TSU and Arizona State University are beginning a joint project for the early diagnosis of diseases, including cancer, using the methods of pattern recognition and intelligent analysis of big data. The software package enables quickly analyzing disparate data in medical diagnostics and verifying the diagnosis, avoiding errors caused by human factors.

- Early diagnosis detects the disease before the critical moment, thereby increasing the patient's chances for recovery and reducing the duration of treatment, - says Alexander Zamyatin, head of the Department of Theoretical Foundations of Computer Science, director of the TSU Centre of Computer Science and Technologies. - Therefore, active work to create new methods to increase the accuracy of diagnosis, speed up the process of information processing, and deliver the finished result is going on around the world.

The information and software system developed by TSU analyzes data of a different nature - static and dynamic. A new, promising method for highly sensitive analysis of the immune signatures was provided as a source of static data. It is based on the use of peptide microarrays for detection of specific antibodies produced against antigens that emit the tumor cells. Using this method requires a small amount of the patient's blood and a minimum number of simple preparatory procedures.

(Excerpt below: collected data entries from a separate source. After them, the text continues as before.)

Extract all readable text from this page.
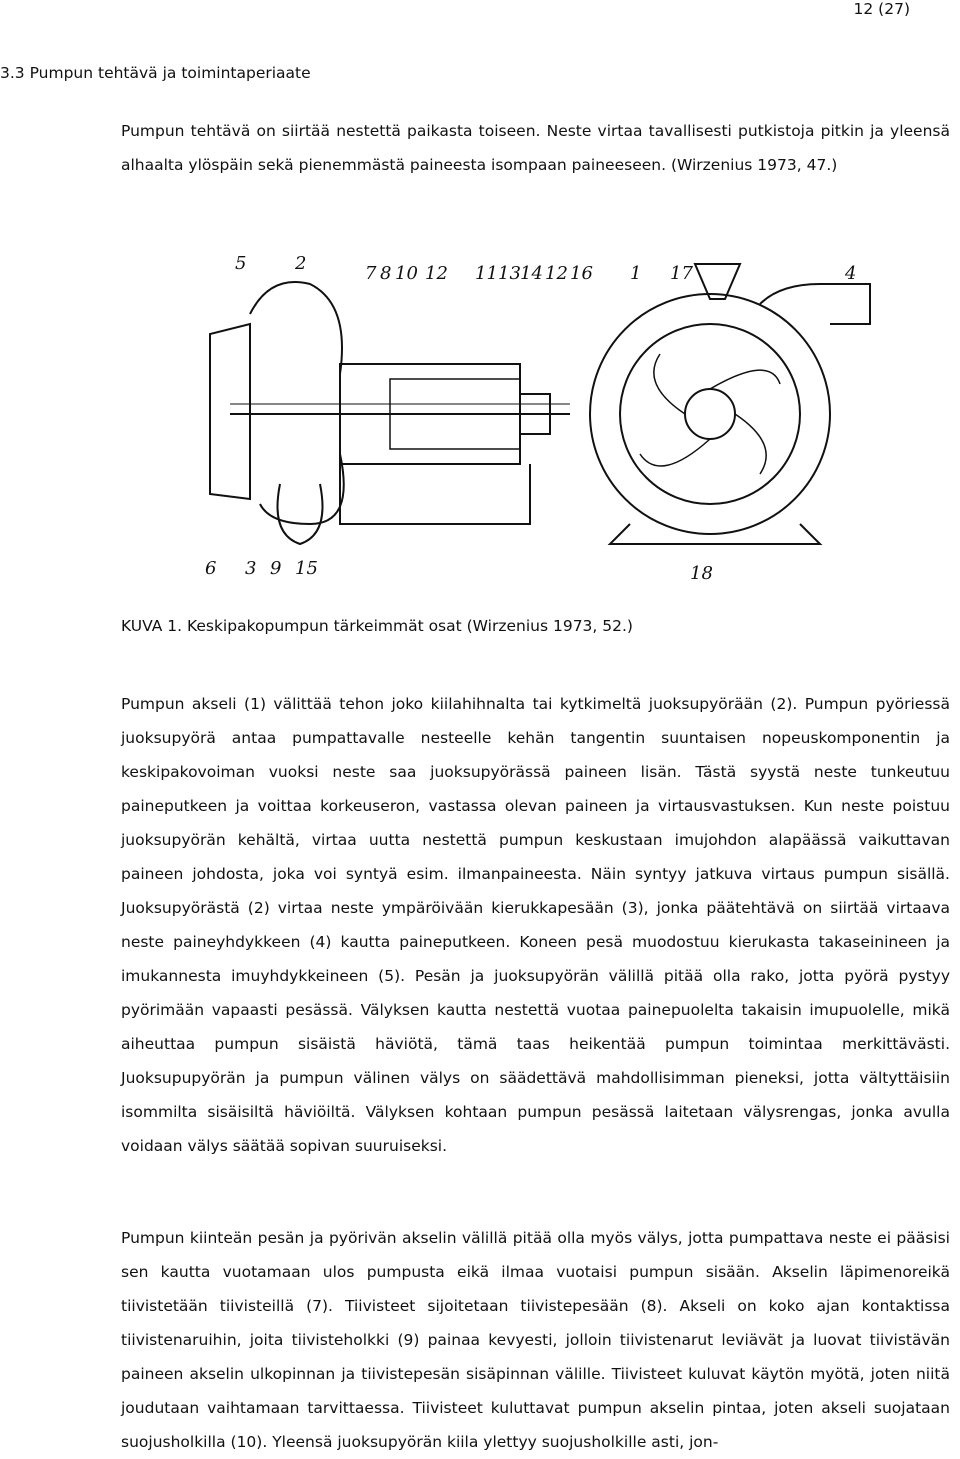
12 (27)
3.3 Pumpun tehtävä ja toimintaperiaate

Pumpun tehtävä on siirtää nestettä paikasta toiseen. Neste virtaa tavallisesti putkistoja pitkin ja yleensä alhaalta ylöspäin sekä pienemmästä paineesta isompaan paineeseen. (Wirzenius 1973, 47.)

5	2	7 8 10 12 11 13 14 12 16 1 17	4
6 3 9 15	18

KUVA 1. Keskipakopumpun tärkeimmät osat (Wirzenius 1973, 52.)

Pumpun akseli (1) välittää tehon joko kiilahihnalta tai kytkimeltä juoksupyörään (2). Pumpun pyöriessä juoksupyörä antaa pumpattavalle nesteelle kehän tangentin suuntaisen nopeuskomponentin ja keskipakovoiman vuoksi neste saa juoksupyörässä paineen lisän. Tästä syystä neste tunkeutuu paineputkeen ja voittaa korkeuseron, vastassa olevan paineen ja virtausvastuksen. Kun neste poistuu juoksupyörän kehältä, virtaa uutta nestettä pumpun keskustaan imujohdon alapäässä vaikuttavan paineen johdosta, joka voi syntyä esim. ilmanpaineesta. Näin syntyy jatkuva virtaus pumpun sisällä. Juoksupyörästä (2) virtaa neste ympäröivään kierukkapesään (3), jonka päätehtävä on siirtää virtaava neste paineyhdykkeen (4) kautta paineputkeen. Koneen pesä muodostuu kierukasta takaseinineen ja imukannesta imuyhdykkeineen (5). Pesän ja juoksupyörän välillä pitää olla rako, jotta pyörä pystyy pyörimään vapaasti pesässä. Välyksen kautta nestettä vuotaa painepuolelta takaisin imupuolelle, mikä aiheuttaa pumpun sisäistä häviötä, tämä taas heikentää pumpun toimintaa merkittävästi. Juoksupupyörän ja pumpun välinen välys on säädettävä mahdollisimman pieneksi, jotta vältyttäisiin isommilta sisäisiltä häviöiltä. Välyksen kohtaan pumpun pesässä laitetaan välysrengas, jonka avulla voidaan välys säätää sopivan suuruiseksi.

Pumpun kiinteän pesän ja pyörivän akselin välillä pitää olla myös välys, jotta pumpattava neste ei pääsisi sen kautta vuotamaan ulos pumpusta eikä ilmaa vuotaisi pumpun sisään. Akselin läpimenoreikä tiivistetään tiivisteillä (7). Tiivisteet sijoitetaan tiivistepesään (8). Akseli on koko ajan kontaktissa tiivistenaruihin, joita tiivisteholkki (9) painaa kevyesti, jolloin tiivistenarut leviävät ja luovat tiivistävän paineen akselin ulkopinnan ja tiivistepesän sisäpinnan välille. Tiivisteet kuluvat käytön myötä, joten niitä joudutaan vaihtamaan tarvittaessa. Tiivisteet kuluttavat pumpun akselin pintaa, joten akseli suojataan suojusholkilla (10). Yleensä juoksupyörän kiila ylettyy suojusholkille asti, jon-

Also, to solve the problem of early diagnosis, it is proposed to analyze the dynamic information, in this case, the video results obtained using the endoscopic method of diagnosis, colonoscopy. Today, the analysis of these data is performed by diagnosticians with high qualifications.

- All these data are characterized by their features and large volume. There is a need for intellectual analysis of the data processing and interpretation, because it is the tool that will not only speed up the process of reading the information supplied by the body of the sick person, but it will make this reading correct, - says Alexander Zamyatin. We are striving to ensure that our method will be invariant. The software system must handle not only video endoscopy, but also other studies, such as MRT and CT imaging in perspective and analyze them together, capturing suspicious signs that are imperceptible to the human eye.

At TSU, scientists at the research and educational centre Computer Science and Technology, the Faculty of Informatics, and students in the autonomous educational programme the Intellectual Analysis of data and Bioinformatics are taking the most active part in the project.

Along with Arizona State University, the key partner of TSU, this project involves partners from Altai State University (Russian-American Anti-Cancer Center); the Technical University of Dresden; Goldsmiths, University of London; and Pirogov Russian National Research Medical University (RNRMU).